Top 5 Questions to Ask When Getting a Divorce
When getting a divorce certainly you will have many questions. This article will discuss the top 5 questions to ask when getting a divorce.
What will happen with my children?
Florida’s laws regarding parenting have an underlying principle that children should have a continuing relationship with both parents after divorce. Of course, there are exceptions to this such as when abuse, physical, mental or substance, is involved. In Florida in divorces where there are children a parenting plan is required to be filed detailing the overnights and holiday schedules. Presently there is no presumption for any one type of parenting plan. Florida Statute 61.13 details what the factors the court is supposed to consider when fashioning a parenting plan.
How will property be divided? Assuming there is no prenuptial or post nuptial agreements involved, Florida law has a presumption that all assets and debts should be divided fifty/fifty. This is called equitable distribution. Many times, there will be assets such as real estate that have a mortgage.
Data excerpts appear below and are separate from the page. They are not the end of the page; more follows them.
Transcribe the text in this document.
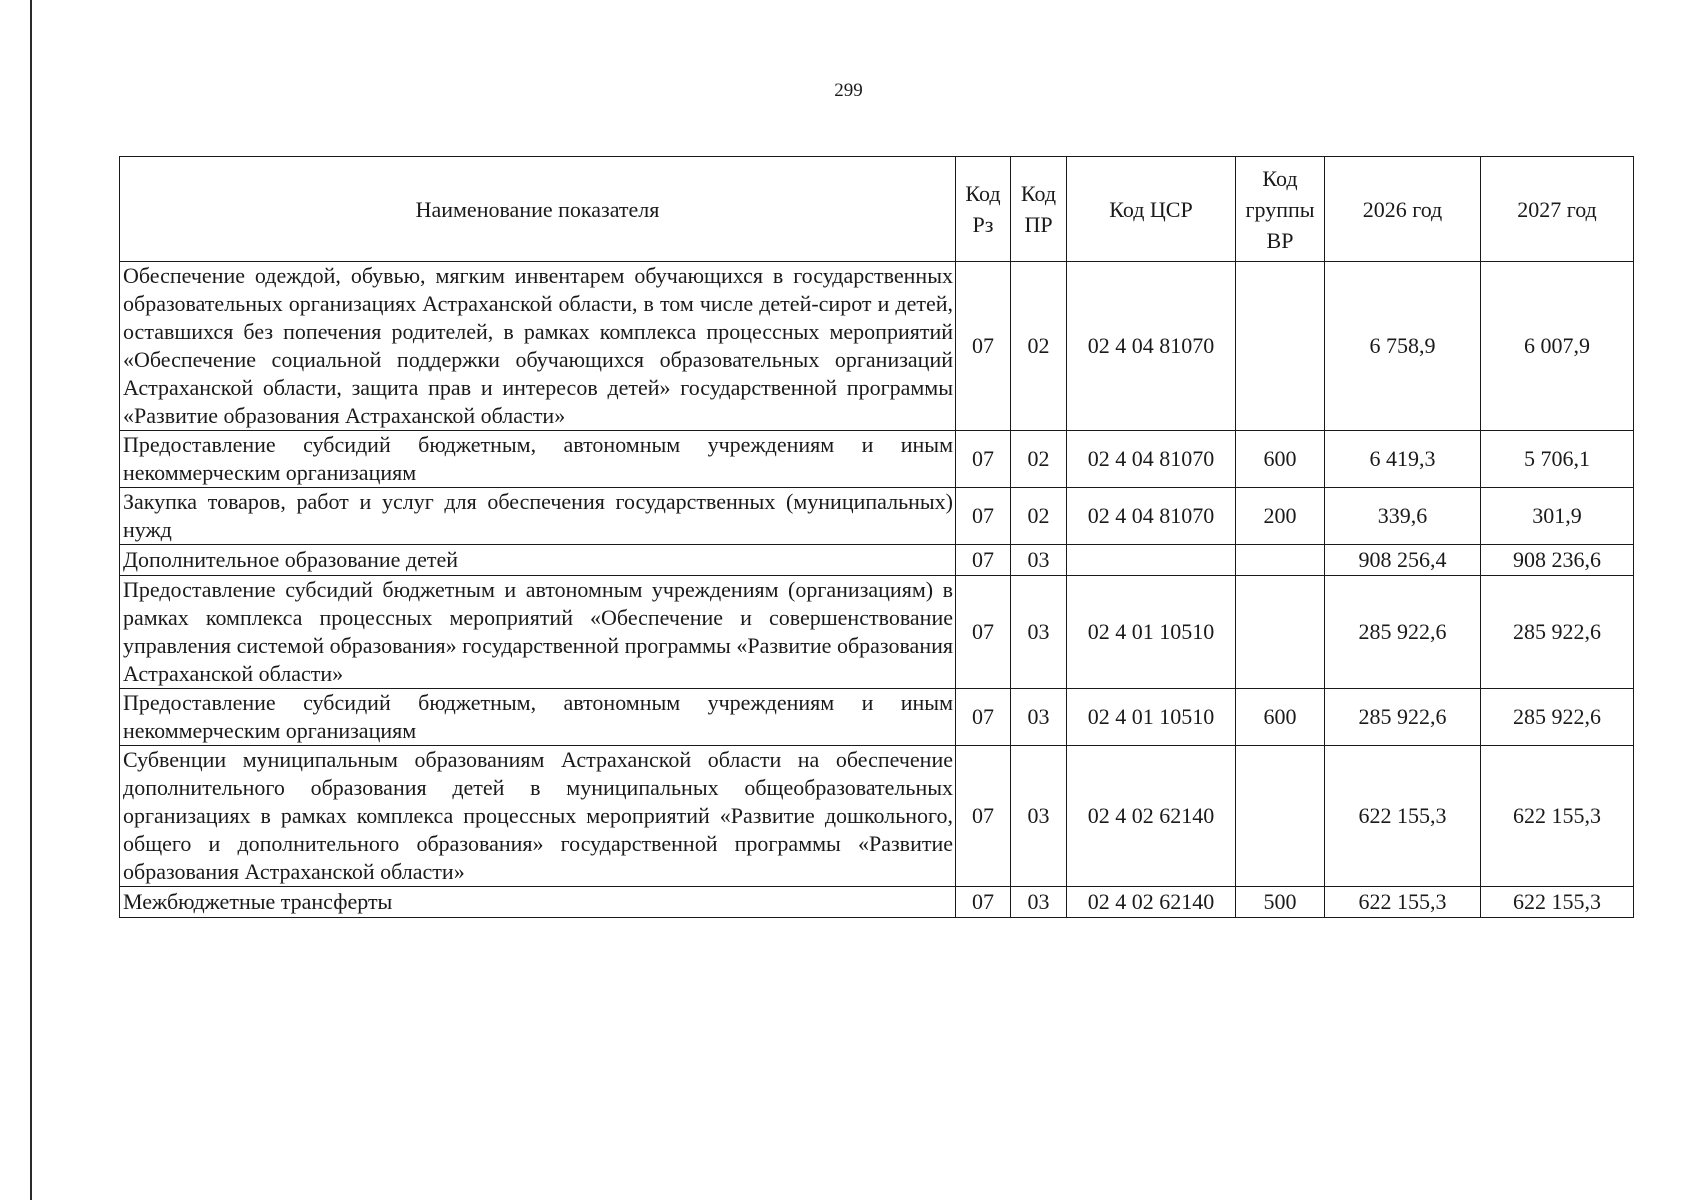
299
Наименование показателя	Код Рз	Код ПР	Код ЦСР	Код группы ВР	2026 год	2027 год
Обеспечение одеждой, обувью, мягким инвентарем обучающихся в государственных образовательных организациях Астраханской области, в том числе детей-сирот и детей, оставшихся без попечения родителей, в рамках комплекса процессных мероприятий «Обеспечение социальной поддержки обучающихся образовательных организаций Астраханской области, защита прав и интересов детей» государственной программы «Развитие образования Астраханской области»	07	02	02 4 04 81070		6 758,9	6 007,9
Предоставление субсидий бюджетным, автономным учреждениям и иным некоммерческим организациям	07	02	02 4 04 81070	600	6 419,3	5 706,1
Закупка товаров, работ и услуг для обеспечения государственных (муниципальных) нужд	07	02	02 4 04 81070	200	339,6	301,9
Дополнительное образование детей	07	03			908 256,4	908 236,6
Предоставление субсидий бюджетным и автономным учреждениям (организациям) в рамках комплекса процессных мероприятий «Обеспечение и совершенствование управления системой образования» государственной программы «Развитие образования Астраханской области»	07	03	02 4 01 10510		285 922,6	285 922,6
Предоставление субсидий бюджетным, автономным учреждениям и иным некоммерческим организациям	07	03	02 4 01 10510	600	285 922,6	285 922,6
Субвенции муниципальным образованиям Астраханской области на обеспечение дополнительного образования детей в муниципальных общеобразовательных организациях в рамках комплекса процессных мероприятий «Развитие дошкольного, общего и дополнительного образования» государственной программы «Развитие образования Астраханской области»	07	03	02 4 02 62140		622 155,3	622 155,3
Межбюджетные трансферты	07	03	02 4 02 62140	500	622 155,3	622 155,3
If one spouse is keeping an asset, they will owe the other spouse the 50% of the equity of that asset. However, you will need a full picture of all assets and debts to know exactly what you will receive. In all divorces in Florida, full financial disclosures must be made on a voluntary basis. Once you have all the financial information then your lawyer can give you a prediction of what property you will receive.
What about alimony? Alimony in Florida presently is based upon one spouse’s need and the other spouse’s ability to pay. Florida law divides marriages into three categories: short (less than 7 years); moderate (7 years up to 17 years) and long term (17 plus years). There are different categories of alimony such as temporary, bridge the gap, rehabilitative, durational, permanent and lump sum alimony. The history of your marriage, including the standard of living will be taken into account in determining the amount and length of alimony. Each case is very different and very fact intensive.
What about child support? Child support is based upon a formula including net incomes of each parent, the number of overnights each parent has, who is paying health insurance for themselves and the children, childcare costs for work. Child support is completed after all disclosures and the determination of the parenting plan because all those facts go into a determination of child support.
What about attorney’s fees? Florida law regarding attorney’s fees is that each party is entitled to get legal representation. Therefore, there is a law that the court should award attorney’s fees after considering all financial resources order a party to pay the reasonable attorney’s fees of the other party. The court has to evaluate one spouses need vs. the other spouse’s ability to pay.